Despite the significance of the problem for audit quality and regulatory oversight, to our knowledge no prior work has specifically addressed non-hand-signing detection in financial audit documents at scale with these methodological safeguards. Woodruff et al. [9] developed an automated pipeline for signature analysis in corporate filings for anti-money-laundering investigations, but their work focused on author clustering rather than detecting image reuse. Copy-move forgery detection methods [10], [11] address duplicated regions within or across images but are designed for natural images and do not account for the specific characteristics of scanned document signatures. Research on near-duplicate image detection using perceptual hashing combined with deep learning [12], [13] provides relevant methodological foundations but has not been applied to document forensics or signature analysis. From the statistical side, the methods we adopt for distributional characterisation — the Hartigan dip test [37] and finite mixture modelling via the EM algorithm [40], [41], complemented by a Burgstahler-Dichev / McCrary density-smoothness diagnostic [38], [39] — have been developed in statistics and accounting-econometrics but have not been combined as a joint diagnostic toolkit for document-forensics threshold characterisation.

In this paper we present a fully automated, end-to-end pipeline for screening non-hand-signed CPA signatures in audit reports at scale, together with an anchor-calibrated screening framework that characterises the pipeline's operational behaviour under explicit unsupervised assumptions. The pipeline processes raw PDF documents through (1) signature page identification with a Vision-Language Model; (2) signature region detection with a trained YOLOv11 object detector; (3) deep feature extraction via a pre-trained ResNet-50; (4) dual-descriptor similarity (cosine + independent-minimum dHash); (5) anchor-based threshold calibration at three units of analysis (per-comparison, pool-normalised per-signature, per-document) against an inter-CPA negative-anchor coincidence-rate proxy (§III-L); (6) firm-stratified per-rule reporting and a within-firm cross-CPA hit-matrix analysis (§III-L.4); (7) a composition decomposition that establishes the absence of a within-population bimodal antimode in the descriptor distributions (§III-I.4); and (8) disclosure of each diagnostic's untested assumption (§III-M).
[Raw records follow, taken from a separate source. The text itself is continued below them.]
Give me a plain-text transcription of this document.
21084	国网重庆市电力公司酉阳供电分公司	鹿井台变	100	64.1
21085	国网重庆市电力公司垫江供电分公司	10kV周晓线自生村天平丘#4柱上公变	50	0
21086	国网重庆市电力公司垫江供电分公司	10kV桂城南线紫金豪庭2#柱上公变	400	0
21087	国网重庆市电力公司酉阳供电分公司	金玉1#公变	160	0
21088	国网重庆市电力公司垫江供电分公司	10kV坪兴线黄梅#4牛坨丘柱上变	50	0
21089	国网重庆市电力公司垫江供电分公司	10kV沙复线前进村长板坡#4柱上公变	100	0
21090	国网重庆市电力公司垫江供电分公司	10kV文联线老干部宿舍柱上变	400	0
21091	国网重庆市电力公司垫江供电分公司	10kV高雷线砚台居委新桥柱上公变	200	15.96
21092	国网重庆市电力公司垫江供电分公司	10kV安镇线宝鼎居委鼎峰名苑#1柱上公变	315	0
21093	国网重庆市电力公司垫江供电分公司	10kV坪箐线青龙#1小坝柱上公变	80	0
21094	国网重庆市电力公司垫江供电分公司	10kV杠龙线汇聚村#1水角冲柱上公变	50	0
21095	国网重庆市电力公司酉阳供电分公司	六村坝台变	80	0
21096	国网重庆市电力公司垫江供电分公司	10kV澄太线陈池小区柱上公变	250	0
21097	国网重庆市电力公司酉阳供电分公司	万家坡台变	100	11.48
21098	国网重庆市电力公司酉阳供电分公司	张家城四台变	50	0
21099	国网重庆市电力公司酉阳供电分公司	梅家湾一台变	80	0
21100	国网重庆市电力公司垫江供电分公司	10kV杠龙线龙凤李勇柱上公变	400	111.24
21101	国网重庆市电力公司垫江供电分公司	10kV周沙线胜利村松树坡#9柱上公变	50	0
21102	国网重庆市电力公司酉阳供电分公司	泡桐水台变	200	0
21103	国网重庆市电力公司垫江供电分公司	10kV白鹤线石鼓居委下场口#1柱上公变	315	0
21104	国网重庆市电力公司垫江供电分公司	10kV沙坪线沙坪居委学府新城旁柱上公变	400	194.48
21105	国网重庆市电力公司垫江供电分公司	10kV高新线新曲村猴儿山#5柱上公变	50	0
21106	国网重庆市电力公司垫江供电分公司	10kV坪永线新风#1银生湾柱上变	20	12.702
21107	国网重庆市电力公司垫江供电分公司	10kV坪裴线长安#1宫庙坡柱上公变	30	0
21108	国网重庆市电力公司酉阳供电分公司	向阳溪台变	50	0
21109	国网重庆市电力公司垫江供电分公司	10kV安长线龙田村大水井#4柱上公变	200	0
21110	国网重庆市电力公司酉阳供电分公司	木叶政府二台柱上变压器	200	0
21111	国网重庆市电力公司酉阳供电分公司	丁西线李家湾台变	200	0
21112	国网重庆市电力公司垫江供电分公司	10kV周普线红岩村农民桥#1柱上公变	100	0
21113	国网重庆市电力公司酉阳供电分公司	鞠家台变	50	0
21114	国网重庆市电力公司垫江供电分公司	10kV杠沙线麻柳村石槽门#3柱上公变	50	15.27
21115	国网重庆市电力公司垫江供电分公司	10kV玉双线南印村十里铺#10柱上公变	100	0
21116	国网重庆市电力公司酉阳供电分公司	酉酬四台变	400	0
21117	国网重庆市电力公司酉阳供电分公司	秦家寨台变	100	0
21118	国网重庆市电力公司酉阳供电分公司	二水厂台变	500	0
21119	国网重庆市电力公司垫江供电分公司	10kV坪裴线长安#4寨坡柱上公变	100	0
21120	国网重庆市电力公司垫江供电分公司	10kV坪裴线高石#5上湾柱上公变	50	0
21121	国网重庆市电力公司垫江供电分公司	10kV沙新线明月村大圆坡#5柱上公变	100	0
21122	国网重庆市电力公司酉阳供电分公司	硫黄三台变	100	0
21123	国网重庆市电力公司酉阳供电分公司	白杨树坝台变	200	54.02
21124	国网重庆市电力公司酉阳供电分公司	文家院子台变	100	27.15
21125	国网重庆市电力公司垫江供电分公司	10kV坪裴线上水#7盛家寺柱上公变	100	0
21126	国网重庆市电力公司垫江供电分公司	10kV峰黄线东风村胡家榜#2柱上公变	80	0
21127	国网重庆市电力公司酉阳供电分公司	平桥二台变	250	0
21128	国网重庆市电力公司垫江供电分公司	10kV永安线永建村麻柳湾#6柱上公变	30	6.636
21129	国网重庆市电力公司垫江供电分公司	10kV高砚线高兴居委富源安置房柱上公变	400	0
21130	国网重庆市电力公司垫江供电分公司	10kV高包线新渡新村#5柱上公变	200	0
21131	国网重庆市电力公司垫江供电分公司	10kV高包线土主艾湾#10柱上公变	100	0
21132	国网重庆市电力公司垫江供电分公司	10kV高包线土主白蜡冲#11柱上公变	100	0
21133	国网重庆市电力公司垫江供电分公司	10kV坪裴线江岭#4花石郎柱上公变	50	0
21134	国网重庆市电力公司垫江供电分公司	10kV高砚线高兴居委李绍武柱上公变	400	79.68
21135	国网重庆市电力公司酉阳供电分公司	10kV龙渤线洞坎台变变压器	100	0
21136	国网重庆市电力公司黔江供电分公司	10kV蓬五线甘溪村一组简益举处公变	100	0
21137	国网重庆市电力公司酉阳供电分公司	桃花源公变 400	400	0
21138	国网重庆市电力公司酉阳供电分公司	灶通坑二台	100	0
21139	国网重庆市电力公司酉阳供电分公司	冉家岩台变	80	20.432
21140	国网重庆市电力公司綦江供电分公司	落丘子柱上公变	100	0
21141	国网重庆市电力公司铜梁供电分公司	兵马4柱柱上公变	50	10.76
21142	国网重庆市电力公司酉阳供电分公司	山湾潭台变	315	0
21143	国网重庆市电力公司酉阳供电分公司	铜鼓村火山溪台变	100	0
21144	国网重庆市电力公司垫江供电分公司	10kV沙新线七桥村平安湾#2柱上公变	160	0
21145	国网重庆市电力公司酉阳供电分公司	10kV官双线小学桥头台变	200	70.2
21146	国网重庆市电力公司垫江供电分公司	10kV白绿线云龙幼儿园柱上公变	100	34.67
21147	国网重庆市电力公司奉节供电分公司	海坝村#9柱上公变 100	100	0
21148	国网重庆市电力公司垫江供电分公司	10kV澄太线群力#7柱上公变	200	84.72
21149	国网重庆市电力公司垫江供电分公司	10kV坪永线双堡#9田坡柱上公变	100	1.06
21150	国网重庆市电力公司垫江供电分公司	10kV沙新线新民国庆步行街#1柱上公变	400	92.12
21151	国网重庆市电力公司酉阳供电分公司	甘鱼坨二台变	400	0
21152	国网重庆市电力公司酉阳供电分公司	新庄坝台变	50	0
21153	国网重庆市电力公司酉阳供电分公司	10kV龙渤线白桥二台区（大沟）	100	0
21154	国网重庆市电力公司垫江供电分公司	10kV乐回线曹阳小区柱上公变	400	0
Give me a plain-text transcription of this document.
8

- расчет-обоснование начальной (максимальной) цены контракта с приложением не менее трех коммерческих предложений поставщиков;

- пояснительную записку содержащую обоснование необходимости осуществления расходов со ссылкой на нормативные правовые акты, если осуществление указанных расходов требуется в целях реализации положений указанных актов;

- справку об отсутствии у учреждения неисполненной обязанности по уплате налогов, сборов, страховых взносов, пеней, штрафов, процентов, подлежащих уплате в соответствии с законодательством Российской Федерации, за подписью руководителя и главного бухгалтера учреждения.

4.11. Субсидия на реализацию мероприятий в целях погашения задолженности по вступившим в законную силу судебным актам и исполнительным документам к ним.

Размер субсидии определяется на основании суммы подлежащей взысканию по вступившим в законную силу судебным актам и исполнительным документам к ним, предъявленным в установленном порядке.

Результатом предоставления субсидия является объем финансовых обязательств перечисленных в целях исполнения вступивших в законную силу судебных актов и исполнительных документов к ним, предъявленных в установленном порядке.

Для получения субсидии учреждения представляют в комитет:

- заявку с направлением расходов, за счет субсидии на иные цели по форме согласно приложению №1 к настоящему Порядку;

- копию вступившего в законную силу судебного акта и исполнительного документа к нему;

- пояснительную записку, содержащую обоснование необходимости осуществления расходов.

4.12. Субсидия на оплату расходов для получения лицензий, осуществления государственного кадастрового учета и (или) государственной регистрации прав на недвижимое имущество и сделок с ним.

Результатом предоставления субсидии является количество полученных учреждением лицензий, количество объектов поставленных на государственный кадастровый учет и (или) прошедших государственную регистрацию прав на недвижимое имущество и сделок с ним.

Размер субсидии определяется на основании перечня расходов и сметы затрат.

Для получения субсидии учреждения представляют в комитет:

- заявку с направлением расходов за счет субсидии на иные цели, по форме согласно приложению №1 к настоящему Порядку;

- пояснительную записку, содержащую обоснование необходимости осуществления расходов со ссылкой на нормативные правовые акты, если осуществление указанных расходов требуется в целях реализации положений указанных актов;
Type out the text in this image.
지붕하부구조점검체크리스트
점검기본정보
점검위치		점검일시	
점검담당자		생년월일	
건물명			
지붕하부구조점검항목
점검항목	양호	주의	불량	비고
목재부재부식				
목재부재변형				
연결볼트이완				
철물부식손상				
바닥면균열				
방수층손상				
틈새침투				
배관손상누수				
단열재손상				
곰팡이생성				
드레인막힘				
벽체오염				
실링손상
A key empirical finding is that the descriptor distributions do not support a within-population natural threshold. The apparent multimodality in the Big-4 accountant-level distribution is explained by between-firm location-shift effects (Firm A's mean dHash of 2.73 versus Firms B/C/D's 6.46, 7.39, 7.21) and integer mass-point artefacts on the integer-valued dHash axis. After joint firm-mean centring and uniform integer-tie jitter, the pooled dHash dip-test rejection disappears (p_{\text{median}} = 0.35 across five seeds). Within-firm diagnostics in every Big-4 firm fail to reveal stable bimodal structure after accounting for integer ties; eligible non-Big-4 firms provide corroborating raw-axis evidence on the cosine dimension (§III-I.4). We therefore treat mixture fits as descriptive summaries of firm-compositional structure rather than threshold-generating mechanisms, and calibrate the deployed operating rules using inter-CPA coincidence-rate anchors.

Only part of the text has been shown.